Na qualidade de homem público e braço de Governo, sobressai-se como Diretor-Presidente da Imprensa Oficial do Estado, fazendo editar o Suplemento Literário Amazonas, que circula de novembro de 1986 a outubro de 1988. Nada disso por conta do Estado, senão através de um acordo feito junto aos assinantes do Diário Oficial, com alguns centavos a mais nas respectivas assinaturas. Foram, na verdade, vinte e quatro edições e uma distribuição nunca vista antes por toda a América do Sul. Além disso, pagavam-se as colaborações selecionadas pela Comissão Editorial e a ninguém, que eu saiba, negara-se acolhida em suas páginas abertas, quer para todos os amazonenses, quer para escritores de outros Estados brasileiros. Por falta de maiores aproximações ou tempo para isso, valeu-se o Diretor-Presidente daqueles companheiros do Clube da Madrugada que aparecem no expediente, sem, contudo, discriminar ou cercar a iniciativa de normas ou preconceitos temáticos ou linguísticos, muito menos grupais ou pessoais. Em tão pouco tempo à frente do órgão, nem por isso deixara, também, de apor o seu visto favorável à publicação de obras importantes da literatura amazônica.

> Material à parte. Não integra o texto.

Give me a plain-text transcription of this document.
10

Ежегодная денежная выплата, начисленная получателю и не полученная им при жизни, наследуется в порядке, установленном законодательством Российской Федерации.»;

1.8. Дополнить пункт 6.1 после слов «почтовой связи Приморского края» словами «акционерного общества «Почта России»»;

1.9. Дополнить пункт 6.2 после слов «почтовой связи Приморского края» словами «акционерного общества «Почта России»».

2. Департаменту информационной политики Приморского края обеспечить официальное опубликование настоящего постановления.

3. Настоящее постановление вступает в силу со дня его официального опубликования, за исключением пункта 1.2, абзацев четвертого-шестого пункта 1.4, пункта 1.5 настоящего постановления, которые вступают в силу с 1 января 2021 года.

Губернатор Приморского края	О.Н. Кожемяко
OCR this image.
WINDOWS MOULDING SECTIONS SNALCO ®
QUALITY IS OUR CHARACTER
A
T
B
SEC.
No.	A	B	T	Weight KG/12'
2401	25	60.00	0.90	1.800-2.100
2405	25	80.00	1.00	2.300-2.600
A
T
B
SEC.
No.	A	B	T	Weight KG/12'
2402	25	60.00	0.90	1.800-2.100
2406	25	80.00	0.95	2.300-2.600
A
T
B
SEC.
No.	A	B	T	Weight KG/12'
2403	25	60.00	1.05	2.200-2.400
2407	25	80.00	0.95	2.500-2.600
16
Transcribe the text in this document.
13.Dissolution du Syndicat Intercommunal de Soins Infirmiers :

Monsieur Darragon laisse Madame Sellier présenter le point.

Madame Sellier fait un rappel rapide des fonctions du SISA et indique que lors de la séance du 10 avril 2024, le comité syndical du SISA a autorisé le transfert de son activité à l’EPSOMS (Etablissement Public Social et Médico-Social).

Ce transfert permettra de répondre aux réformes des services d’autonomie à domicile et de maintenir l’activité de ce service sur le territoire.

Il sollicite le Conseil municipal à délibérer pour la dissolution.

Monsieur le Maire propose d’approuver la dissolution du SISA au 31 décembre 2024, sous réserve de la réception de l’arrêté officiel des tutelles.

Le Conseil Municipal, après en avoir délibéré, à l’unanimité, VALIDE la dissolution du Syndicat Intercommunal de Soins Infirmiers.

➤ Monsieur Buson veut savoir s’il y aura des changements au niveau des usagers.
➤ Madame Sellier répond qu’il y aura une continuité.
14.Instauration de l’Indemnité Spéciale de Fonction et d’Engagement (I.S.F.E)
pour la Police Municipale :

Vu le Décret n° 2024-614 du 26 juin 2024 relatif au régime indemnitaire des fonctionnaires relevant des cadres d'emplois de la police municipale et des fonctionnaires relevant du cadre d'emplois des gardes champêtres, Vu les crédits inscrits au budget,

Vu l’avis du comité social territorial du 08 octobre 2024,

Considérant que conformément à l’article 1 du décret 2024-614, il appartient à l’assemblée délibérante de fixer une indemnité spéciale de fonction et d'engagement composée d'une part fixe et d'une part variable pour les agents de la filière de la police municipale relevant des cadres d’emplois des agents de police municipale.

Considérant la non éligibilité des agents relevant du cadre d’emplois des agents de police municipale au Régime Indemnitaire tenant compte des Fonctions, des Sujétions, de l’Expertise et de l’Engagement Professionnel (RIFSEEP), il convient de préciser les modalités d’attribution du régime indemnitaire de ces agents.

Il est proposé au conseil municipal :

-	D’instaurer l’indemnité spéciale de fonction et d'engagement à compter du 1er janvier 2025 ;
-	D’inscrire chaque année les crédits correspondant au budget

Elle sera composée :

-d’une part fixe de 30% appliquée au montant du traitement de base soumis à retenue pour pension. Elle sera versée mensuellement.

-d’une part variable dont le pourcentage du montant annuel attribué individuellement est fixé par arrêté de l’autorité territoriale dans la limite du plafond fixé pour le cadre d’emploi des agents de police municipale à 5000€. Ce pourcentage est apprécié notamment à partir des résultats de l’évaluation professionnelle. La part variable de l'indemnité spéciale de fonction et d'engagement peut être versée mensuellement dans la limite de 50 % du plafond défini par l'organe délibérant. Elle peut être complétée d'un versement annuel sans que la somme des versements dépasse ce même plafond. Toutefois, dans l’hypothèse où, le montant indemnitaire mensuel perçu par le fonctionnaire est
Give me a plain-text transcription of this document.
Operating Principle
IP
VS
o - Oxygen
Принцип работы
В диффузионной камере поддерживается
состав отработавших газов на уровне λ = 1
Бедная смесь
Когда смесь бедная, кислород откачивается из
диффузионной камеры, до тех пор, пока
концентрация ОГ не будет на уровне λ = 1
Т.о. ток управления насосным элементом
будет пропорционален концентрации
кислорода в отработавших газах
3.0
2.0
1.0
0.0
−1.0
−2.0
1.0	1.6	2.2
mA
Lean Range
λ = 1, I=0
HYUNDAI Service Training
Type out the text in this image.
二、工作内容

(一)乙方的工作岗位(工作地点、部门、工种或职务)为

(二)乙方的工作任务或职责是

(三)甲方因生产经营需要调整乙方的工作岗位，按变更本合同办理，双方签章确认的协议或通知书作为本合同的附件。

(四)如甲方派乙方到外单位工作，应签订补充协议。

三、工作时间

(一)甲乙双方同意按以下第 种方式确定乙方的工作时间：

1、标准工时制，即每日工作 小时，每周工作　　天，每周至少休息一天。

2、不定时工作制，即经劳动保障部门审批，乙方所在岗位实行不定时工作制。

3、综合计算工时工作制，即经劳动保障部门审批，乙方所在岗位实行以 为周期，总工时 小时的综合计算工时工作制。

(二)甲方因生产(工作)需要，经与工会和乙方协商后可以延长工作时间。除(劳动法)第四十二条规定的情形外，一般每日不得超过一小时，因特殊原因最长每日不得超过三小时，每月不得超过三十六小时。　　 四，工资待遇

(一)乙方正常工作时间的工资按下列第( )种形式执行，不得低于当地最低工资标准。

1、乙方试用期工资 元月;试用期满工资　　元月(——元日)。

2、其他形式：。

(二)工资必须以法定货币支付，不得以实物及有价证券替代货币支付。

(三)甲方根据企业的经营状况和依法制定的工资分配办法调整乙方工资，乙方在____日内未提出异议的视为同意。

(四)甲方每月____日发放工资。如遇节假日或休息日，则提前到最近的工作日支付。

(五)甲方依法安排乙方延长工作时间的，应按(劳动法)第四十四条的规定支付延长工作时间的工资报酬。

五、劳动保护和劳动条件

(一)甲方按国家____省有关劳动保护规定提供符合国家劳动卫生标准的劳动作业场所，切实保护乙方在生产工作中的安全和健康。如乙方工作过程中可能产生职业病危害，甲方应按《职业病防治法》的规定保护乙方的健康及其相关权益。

Assis Brasil, no volume “A Poesia Amazonense no Século XX”, relembra que Astrid Cabral haveria de destacar o veio romântico e “o equilíbrio clássico” da poesia de Alencar e Silva, toda vazada em “dicção despojada e serena”. Enfim, “amazonense e brasileiro por circunstâncias biográficas, podendo aplicar-se a Alencar e Silva a verdade pessoana: sua pátria é a língua portuguesa”. E vai mais longe na pesquisa a que sabe imprimir o calor da descoberta: “Escrevendo desde adolescente, entre poemas e primeiros livros publicados, ativa colaboração nos jornais de Manaus, “A Tarde”, de Aristóphano Antony, e “A Crítica”, de Umberto Calderaro Filho. O jornalismo literário foi feito em “O Jornal”, onde o Clube da Madrugada mantinha um importante suplemento e no “Jornal-Cultura”, da Fundação Cultural do Amazonas, de que foi secretário e editor”. Digressões necessárias, já que o nosso Alencar é, antes do mais ou do menos, poeta. Um poeta universal desde que nascera, e mais que universal, cósmico, já que até mesmo o ponto geográfico de seu nascimento, em Fonte Boa-AM, as enchentes cíclicas arrastaram para o oceano atlântico.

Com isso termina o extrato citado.